Se especular com ouro e arriscar enormes quantias em lou­cos filmes pornográficos escritos por um iraniano e estrelados por uma ninfômana oriunda do centro-oeste americano e estu­dante de literatura comparada na Sorbonne pudessem garantir trinta manhãs por ano como aquela, eu de bom grado obedece­ria a Fabian. Por fim, o dinheiro que eu roubara resultará em algo de concretamente bom. Respirei profundamente o ar puro e frio do campo antes de entrar para tomar o café da manhã na comprida mesa da sala de jantar dos Coombs, cujas paredes e prateleiras estavam tranqüilizadoramente cobertas de taças e pla­cas que a sua coudelaria recebera através dos anos. O velho serviu-nos uma generosa dose de Calvados antes de nos sentar­mos à mesa com sua gorda e rosada esposa, e oito ou nove jóqueis e cavalariços. O aroma do café e do bacon mesclava-se ao cheiro de arreios e botas. Era o mundo mais simples e saudável que eu jamais pudera imaginar que ainda existia, e quando Coombs me piscou o olho do outro lado da mesa e me disse: “Ele é que vai me dizer quando estiver com vontade de correr”, eu pisquei também e ergui a minha caneca de café à saúde do velho treinador.

 

— Acho que está na hora de pensarmos em dar um pulo até a Itália — disse Fabian. — 0 que você acha da Itália, querida?

— Adoro — respondeu Lily.

Estávamos num restaurante chamado Château Madrid, no alto de um penhasco sobre o Mediterrâneo. As luzes de Nice e das localidades costeiras, lá embaixo, piscavam à luz lilás do anoi­tecer. Estávamos tomando champanha, enquanto esperávamos que nos trouxessem o jantar. Tínhamos também bebido uma quantidade considerável de champanha no train bleu em que viéramos de Paris, na noite anterior. Eu estava começando a gostar do Moèt et Chandon. O velho Coombs viera conosco no trem e passara em nossa companhia quase toda a tarde. Após mais de duas semanas de exercícios, Rêve de Minuit dissera finalmente ao treinador que estava pronto para correr. E como correra! Ganhara por pescoço, nessa tarde, no quarto páreo das corridas de Cagnes, um hipódromo nos arredores de Nice. O prêmio fora de cem mil francos, quase vinte mil dólares. Jack Coombs correspondera à sua fama de saber escolher as corridas. Infelizmente, tivera de voar de volta a Paris logo após o páreo, privando-nos do prazer da sua companhia ao jantar. Eu estava curioso de ver quantas garrafas de champanha, entrecortadas de doses de conhaque, o velho podia consumir num dia inteiro.
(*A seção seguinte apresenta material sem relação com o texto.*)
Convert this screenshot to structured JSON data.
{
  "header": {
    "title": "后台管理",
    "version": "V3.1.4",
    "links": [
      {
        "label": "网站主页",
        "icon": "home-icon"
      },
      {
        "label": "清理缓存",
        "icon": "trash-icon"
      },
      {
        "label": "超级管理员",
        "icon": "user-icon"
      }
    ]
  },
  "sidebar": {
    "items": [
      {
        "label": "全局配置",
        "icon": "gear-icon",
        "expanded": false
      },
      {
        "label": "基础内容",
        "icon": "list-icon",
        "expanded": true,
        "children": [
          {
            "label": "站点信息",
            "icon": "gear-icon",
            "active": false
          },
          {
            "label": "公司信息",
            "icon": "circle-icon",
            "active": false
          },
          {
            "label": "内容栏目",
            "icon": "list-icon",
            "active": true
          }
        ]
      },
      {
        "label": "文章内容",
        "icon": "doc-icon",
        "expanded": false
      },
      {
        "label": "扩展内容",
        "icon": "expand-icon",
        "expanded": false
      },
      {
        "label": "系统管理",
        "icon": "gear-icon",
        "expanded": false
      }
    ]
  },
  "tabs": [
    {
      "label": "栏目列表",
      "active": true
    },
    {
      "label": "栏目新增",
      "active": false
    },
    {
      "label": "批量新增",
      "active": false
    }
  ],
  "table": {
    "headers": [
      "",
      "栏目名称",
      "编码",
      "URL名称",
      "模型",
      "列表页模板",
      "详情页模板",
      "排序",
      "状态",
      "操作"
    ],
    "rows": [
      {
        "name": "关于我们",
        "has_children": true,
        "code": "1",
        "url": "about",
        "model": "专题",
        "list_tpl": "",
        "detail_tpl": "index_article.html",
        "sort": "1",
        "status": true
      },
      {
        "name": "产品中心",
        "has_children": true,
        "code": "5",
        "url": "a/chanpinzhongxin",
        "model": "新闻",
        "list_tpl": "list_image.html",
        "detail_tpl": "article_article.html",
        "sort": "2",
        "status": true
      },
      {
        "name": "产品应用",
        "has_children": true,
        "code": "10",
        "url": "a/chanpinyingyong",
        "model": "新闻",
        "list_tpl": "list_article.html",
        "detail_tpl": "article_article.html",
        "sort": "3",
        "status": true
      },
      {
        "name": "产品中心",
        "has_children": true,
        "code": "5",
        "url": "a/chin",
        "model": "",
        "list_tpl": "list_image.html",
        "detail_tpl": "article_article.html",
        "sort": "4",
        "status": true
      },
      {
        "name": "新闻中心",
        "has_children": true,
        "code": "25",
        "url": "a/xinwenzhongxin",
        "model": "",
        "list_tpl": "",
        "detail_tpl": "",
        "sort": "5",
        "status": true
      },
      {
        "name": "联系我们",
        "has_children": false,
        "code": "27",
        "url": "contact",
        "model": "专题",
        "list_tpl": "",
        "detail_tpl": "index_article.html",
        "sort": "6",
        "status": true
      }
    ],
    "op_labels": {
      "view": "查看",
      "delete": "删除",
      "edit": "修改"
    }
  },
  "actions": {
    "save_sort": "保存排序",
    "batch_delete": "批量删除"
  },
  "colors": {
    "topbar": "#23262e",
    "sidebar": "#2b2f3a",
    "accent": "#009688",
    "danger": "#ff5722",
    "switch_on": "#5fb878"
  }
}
Tínhamos também apostado quinhentos francos em Rêve de Minuit, a seis contra um. “Por motivos sentimentais”, expli­cara Fabian, quando nos dirigíamos para o guichê. Em Nova York, eu jogava minha subsistência em cada aposta de dois dó­lares. Evidentemente, como princípio, o sentimento era mais lucrativo do que a sobrevivência, numa corrida de cavalos.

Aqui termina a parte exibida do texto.